C’était un frileux petit matin d’octobre, vers les 8 heures et demie. Le mari et le fils partis courageusement accomplir au loin leurs tâches quotidiennes, je savoure le confort du foyer familial. Je regarde d’un œil la cafetière qui fume, hésite et finalement décide qu’un autre café m’aiderait certainement à faire un plongeon dans cette journée nouvelle. Armée du récipient au liquide odorant, je m’en vais, s’en attendre, m’installer devant ce merveilleux outil, qui bien qu’il soit sans malice aucune, fait bien souvent encore un peu peur à certain. Pour ma part, je l’avoue dès la première rencontre, entre lui et moi, ce fut un coup de foudre. Quel merveilleux engin ! Disponible, conciliant, qui se rit des erreurs et vous les répare en un tour de main. Que dis-je en un tour de main ? Pour être plus précise il conviendrait de dire en jouant juste de quelques touches. Donc, je m’apprête à pousser le bouton, magique interrupteur, qui donne vie à l’appareil et lumière à l’écran, active sa mémoire et la met en éveil, quand, soudain, un murmure attire mon attention. D’où vient-il ? Je reste silencieuse afin de déceler d’où vient ce bruit étrange. On dirait quelque chose comme une conversation.

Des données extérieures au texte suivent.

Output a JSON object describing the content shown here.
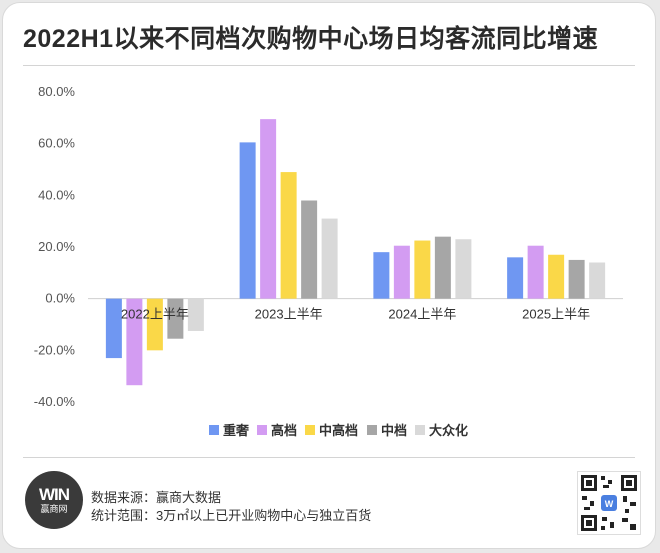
{
  "title": "2022H1以来不同档次购物中心场日均客流同比增速",
  "chart_data": {
    "type": "bar",
    "title": "2022H1以来不同档次购物中心场日均客流同比增速",
    "categories": [
      "2022上半年",
      "2023上半年",
      "2024上半年",
      "2025上半年"
    ],
    "series": [
      {
        "name": "重奢",
        "color": "#6f97f2",
        "values": [
          -23.0,
          60.5,
          18.0,
          16.0
        ]
      },
      {
        "name": "高档",
        "color": "#d39cf2",
        "values": [
          -33.5,
          69.5,
          20.5,
          20.5
        ]
      },
      {
        "name": "中高档",
        "color": "#fad848",
        "values": [
          -20.0,
          49.0,
          22.5,
          17.0
        ]
      },
      {
        "name": "中档",
        "color": "#a6a6a6",
        "values": [
          -15.5,
          38.0,
          24.0,
          15.0
        ]
      },
      {
        "name": "大众化",
        "color": "#d9d9d9",
        "values": [
          -12.5,
          31.0,
          23.0,
          14.0
        ]
      }
    ],
    "ylim": [
      -40,
      80
    ],
    "yticks": [
      "80.0%",
      "60.0%",
      "40.0%",
      "20.0%",
      "0.0%",
      "-20.0%",
      "-40.0%"
    ],
    "ytick_values": [
      80,
      60,
      40,
      20,
      0,
      -20,
      -40
    ],
    "legend_position": "bottom",
    "grid": false
  },
  "footer": {
    "source": "数据来源：赢商大数据",
    "scope": "统计范围：3万㎡以上已开业购物中心与独立百货",
    "logo_mark": "WIN",
    "logo_name": "赢商网"
  }
}
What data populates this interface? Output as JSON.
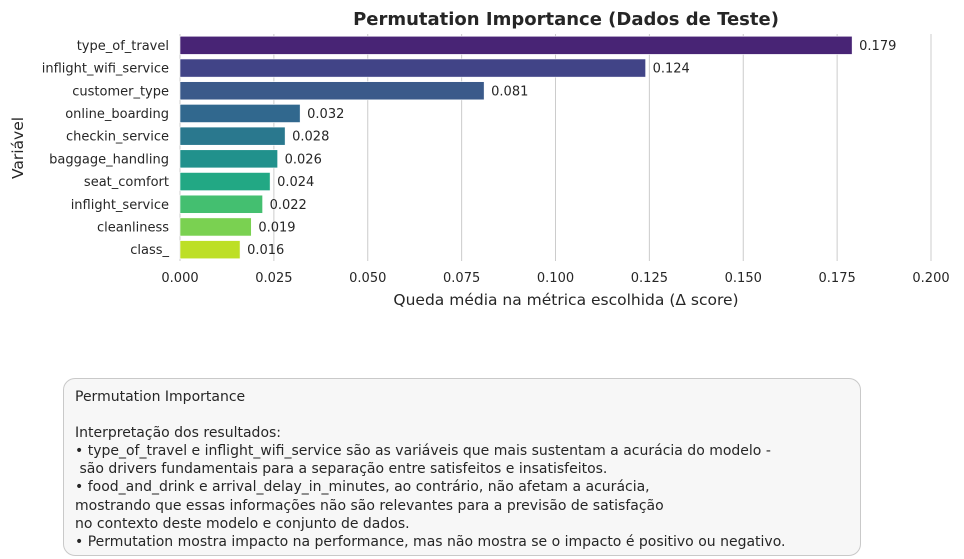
{
  "chart_data": {
    "type": "bar",
    "orientation": "horizontal",
    "title": "Permutation Importance (Dados de Teste)",
    "xlabel": "Queda média na métrica escolhida (Δ score)",
    "ylabel": "Variável",
    "xlim": [
      0,
      0.2
    ],
    "xticks": [
      "0.000",
      "0.025",
      "0.050",
      "0.075",
      "0.100",
      "0.125",
      "0.150",
      "0.175",
      "0.200"
    ],
    "grid": "vertical",
    "categories": [
      "type_of_travel",
      "inflight_wifi_service",
      "customer_type",
      "online_boarding",
      "checkin_service",
      "baggage_handling",
      "seat_comfort",
      "inflight_service",
      "cleanliness",
      "class_"
    ],
    "values": [
      0.179,
      0.124,
      0.081,
      0.032,
      0.028,
      0.026,
      0.024,
      0.022,
      0.019,
      0.016
    ],
    "value_labels": [
      "0.179",
      "0.124",
      "0.081",
      "0.032",
      "0.028",
      "0.026",
      "0.024",
      "0.022",
      "0.019",
      "0.016"
    ],
    "colors": [
      "#482475",
      "#414487",
      "#3b5a8a",
      "#31688e",
      "#2a788e",
      "#21918c",
      "#22a884",
      "#44bf70",
      "#7ad151",
      "#bddf26"
    ]
  },
  "note": {
    "title": "Permutation Importance",
    "subtitle": "Interpretação dos resultados:",
    "lines": [
      "• type_of_travel e inflight_wifi_service são as variáveis que mais sustentam a acurácia do modelo -",
      " são drivers fundamentais para a separação entre satisfeitos e insatisfeitos.",
      "• food_and_drink e arrival_delay_in_minutes, ao contrário, não afetam a acurácia,",
      "mostrando que essas informações não são relevantes para a previsão de satisfação",
      "no contexto deste modelo e conjunto de dados.",
      "• Permutation mostra impacto na performance, mas não mostra se o impacto é positivo ou negativo."
    ]
  }
}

Avant de continuer ce modeste récit, il faut que je vous dise que mon compagnon de vie, un jour où son humeur était à la bricole, eut la géniale idée d’installer une large étagère près de l’ordinateur. Ainsi j’ai tout loisir de garder à portée de la main les indispensables ouvrages de références ainsi que les divers et nombreux dictionnaires. Bien en vue, dans un ordre impeccable et facile d’accès, trône Maître Larousse. Il est en compagnie de l’imposant Robert et de l’indispensable Multi pour toutes les difficultés de la langue française. Il y a là aussi, un rigide Collins anglais en habit de carton bleu marine, et bien évidemment un Larousse espagnol dans sa couverture d’un rouge flamboyant. J’ai pour ce langage un attrait évident. Cet accent chantant a pour moi tant de charme. Il doit avoir du vrai dans ce que l’on disait ; dans cette fière Espagne, il paraîtrait que la famille de mon père jadis, y plongeait ses racines. Et puis, au bout de la rangée, un petit livre sans prétention aucune et dont la couverture laisse à penser qu’il est d’un âge vénérable.

Maurice Grévisse, Précis de Grammaire française. Faut-il dire Grévisse ou encore Grevisse ? Je ne l’ai jamais su. Comme la religieuse qui nous enseignait, disait parlant de lui : «mes enfants, veuillez prendre votre grammaire Grevisse», je m’obstinais à croire, par esprit de pure contradiction qu’elle se trompait, qu’il convenait de dire Grévisse. Car bien évidemment à cette époque lointaine l’accent posé sur les majuscules était chose inconnue. Grevisse ou Grévisse, peu importe vraiment, il n’y a pas là quelque chose d’important et digne qu’on s’y attarde mais je persiste à croire, que c’était moi qui avait raison…

Sur la page blanche qui suit la couverture, une écriture d’enfant malhabile y a tracé à l’encre ces mots : «Marybé, Pensionnat des Dames du Sacré Cœur, troisième année. Cette grammaire est bien à moi j’en suis propriétaire. Quelle belle fidélité ! Imaginez un peu depuis toutes ces années, elle m’a suivi partout. Et même, quand en juillet soixante-dix, nous prîmes mon compagnon et moi la grande décision de laisser derrière nous le vieux monde et de sauter par-dessus l’océan afin de découvrir cette grande province aux allures si attirantes, je n’ai pas oublié de lui trouver une place confortable au sein de mes valises. Hors de question d’abandonner un témoin important d’une enfance studieuse qui peina bien souvent pour apprendre ses règles.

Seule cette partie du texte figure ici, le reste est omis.